Peluang Usaha
Meraup Omzet Lezat di Bubur Organik Bayi
Kedua ibu ini mengawali kiprah bisnisnya dengan menjajakan bubur biasa, alias belum organik.
Titip wadah
Strategi berbeda ditempuh Dias untuk memasarkan bubur buatannya. Saat awal berbisnis, Dias menggunakan kartu antrean bagi calon pembeli yang datang langsung mengambil bubur buatannya di rumahnya, daerah Kayumanis, Jakarta Timur. Setelah usahanya berkembang, Dias memiliki 22 dapur yang tersebar di Jabodetabek. Sistem penjualan tidak lagi memakai kartu antrean, melainkan para pelanggan menitipkan wadah bubur masing-masing setiap hari. Saat dapur buka, pembeli tinggal mengambil.
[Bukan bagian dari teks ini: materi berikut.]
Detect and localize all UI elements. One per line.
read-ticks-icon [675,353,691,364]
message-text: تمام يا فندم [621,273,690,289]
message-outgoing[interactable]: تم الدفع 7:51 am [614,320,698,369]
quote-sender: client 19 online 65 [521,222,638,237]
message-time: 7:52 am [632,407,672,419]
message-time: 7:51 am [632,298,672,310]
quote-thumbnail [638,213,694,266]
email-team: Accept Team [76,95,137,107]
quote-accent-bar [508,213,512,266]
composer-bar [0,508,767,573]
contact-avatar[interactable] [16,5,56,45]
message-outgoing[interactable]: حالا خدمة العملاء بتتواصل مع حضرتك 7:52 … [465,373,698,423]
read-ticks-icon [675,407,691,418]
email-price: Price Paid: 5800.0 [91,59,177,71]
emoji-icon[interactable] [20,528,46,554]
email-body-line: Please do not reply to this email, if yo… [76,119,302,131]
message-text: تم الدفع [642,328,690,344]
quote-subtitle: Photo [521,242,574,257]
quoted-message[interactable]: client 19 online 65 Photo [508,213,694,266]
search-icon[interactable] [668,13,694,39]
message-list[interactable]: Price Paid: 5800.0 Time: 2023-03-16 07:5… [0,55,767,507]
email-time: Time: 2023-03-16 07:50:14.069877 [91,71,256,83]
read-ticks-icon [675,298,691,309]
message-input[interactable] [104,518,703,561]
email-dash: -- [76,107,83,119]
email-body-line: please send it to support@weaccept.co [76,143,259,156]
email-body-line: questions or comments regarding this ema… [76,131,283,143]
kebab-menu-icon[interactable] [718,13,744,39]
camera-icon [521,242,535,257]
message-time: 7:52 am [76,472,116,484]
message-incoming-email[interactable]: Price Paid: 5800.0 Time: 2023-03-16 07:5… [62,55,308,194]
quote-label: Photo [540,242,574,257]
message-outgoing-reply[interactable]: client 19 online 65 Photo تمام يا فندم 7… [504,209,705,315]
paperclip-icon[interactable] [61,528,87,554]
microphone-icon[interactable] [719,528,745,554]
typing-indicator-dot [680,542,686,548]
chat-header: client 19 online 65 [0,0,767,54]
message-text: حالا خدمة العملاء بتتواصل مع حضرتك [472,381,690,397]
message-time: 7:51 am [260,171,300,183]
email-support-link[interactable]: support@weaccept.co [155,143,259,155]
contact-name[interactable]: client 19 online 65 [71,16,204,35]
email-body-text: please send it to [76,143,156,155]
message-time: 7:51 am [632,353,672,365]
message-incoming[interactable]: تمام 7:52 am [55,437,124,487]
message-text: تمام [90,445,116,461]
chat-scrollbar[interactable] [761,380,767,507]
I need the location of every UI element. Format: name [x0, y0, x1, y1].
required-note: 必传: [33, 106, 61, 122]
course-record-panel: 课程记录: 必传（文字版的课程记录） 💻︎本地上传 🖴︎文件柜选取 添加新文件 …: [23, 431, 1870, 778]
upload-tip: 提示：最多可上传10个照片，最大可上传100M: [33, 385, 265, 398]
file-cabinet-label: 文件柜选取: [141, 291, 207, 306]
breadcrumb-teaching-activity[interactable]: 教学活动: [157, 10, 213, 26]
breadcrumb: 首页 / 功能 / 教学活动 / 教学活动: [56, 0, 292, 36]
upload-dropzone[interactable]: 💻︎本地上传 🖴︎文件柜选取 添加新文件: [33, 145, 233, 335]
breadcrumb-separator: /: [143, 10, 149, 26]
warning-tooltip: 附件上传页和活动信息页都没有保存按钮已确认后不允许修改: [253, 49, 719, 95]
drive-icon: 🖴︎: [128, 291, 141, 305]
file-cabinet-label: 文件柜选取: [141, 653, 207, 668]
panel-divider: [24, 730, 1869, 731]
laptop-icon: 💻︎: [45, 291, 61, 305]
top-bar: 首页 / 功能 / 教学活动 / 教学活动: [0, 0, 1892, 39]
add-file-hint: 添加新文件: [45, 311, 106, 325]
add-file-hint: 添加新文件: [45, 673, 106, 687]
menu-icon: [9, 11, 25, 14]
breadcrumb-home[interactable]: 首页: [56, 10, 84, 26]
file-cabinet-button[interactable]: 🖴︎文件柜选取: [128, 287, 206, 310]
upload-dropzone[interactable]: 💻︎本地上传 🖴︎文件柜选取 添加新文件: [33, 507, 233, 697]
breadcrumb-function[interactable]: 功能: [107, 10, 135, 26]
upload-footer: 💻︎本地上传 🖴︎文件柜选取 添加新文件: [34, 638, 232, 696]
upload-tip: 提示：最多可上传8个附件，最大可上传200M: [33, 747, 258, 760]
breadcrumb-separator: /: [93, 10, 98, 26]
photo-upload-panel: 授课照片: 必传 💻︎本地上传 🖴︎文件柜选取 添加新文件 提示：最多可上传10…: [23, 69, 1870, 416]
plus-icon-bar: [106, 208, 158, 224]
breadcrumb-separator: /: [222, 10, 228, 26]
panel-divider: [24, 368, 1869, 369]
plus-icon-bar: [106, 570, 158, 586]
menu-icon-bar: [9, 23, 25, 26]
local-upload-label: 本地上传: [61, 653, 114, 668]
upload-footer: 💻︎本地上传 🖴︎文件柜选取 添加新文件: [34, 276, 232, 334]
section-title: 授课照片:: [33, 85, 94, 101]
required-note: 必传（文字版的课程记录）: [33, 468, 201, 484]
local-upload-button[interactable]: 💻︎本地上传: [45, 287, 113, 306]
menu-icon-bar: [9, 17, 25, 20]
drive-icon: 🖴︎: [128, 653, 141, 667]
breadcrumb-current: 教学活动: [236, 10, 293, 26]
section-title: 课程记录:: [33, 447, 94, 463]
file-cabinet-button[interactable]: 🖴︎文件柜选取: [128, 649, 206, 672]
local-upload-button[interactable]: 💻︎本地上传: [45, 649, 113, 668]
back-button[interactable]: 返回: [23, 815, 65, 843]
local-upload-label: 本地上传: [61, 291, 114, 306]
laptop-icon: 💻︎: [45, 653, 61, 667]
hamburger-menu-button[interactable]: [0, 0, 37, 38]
Tak heran, waktu berjualan bubur organik Dias terbilang singkat, berkisar 1,5 jam–2 jam. “Pelanggan bubur organik ini sudah rutin,” tutur Dias.
Ia berkerjasama dengan pihak ketiga, yang disebut mitra penjual, untuk memasarkan produknya. Namun kendati bernama mitra, mereka tetap membeli putus dari Dias. Keuntungan yang dinikmati mitra penjual bubur Brainy berkisar Rp 1.000 untuk bubur dan nasi tim dan Rp 250 untuk puding dan sari buah. Satu porsi bubur organik Brainy dijual seharga Rp 3.000, nasi tim seharga Rp 7.000, puding dan sari buah seharga Rp 2.000.
Menurut Dias, satu kilogram beras organik bisa dibuat menjadi 40 porsi bubur. Setiap dapur milik Dias mampu memasak sebanyak 450 hingga 500 porsi per hari. Dengan jumlah 22 dapur, maka setiap hari ada 9.900 porsi bubur Brainy terjual. Artinya dalam sebulan ada 297.000 porsi bubur Brainy terjual. Itu berarti, omzet bubur Brainy Rp 594 juta per bulan.
Perkembangan bisnis bubur Brainy kini berada di tangan Dias dan kedua putranya. Menantu Dias yang seorang dokter juga turut ambil bagian.
Baik Bebi Luck maupun Brainy tidak sekadar mengklaim sebagai bubur organik. Keduanya sudah menguji produknya ke laboratorium, sehingga konsumen yakin akan kualitasnya. Dias, misalnya, telah mendapat izin Nomor 31 Tahun 2007 dari Suku Dinas Kesehatan Masyarakat Jakarta Timur.
Prospek bisnis bubur organik untuk bayi, menurut Dias dan Nadya, cerah. “Kesadaran masyarakat terhadap gizi sudah tinggi, cuma masih banyak yang malas repot,” ujar Dias.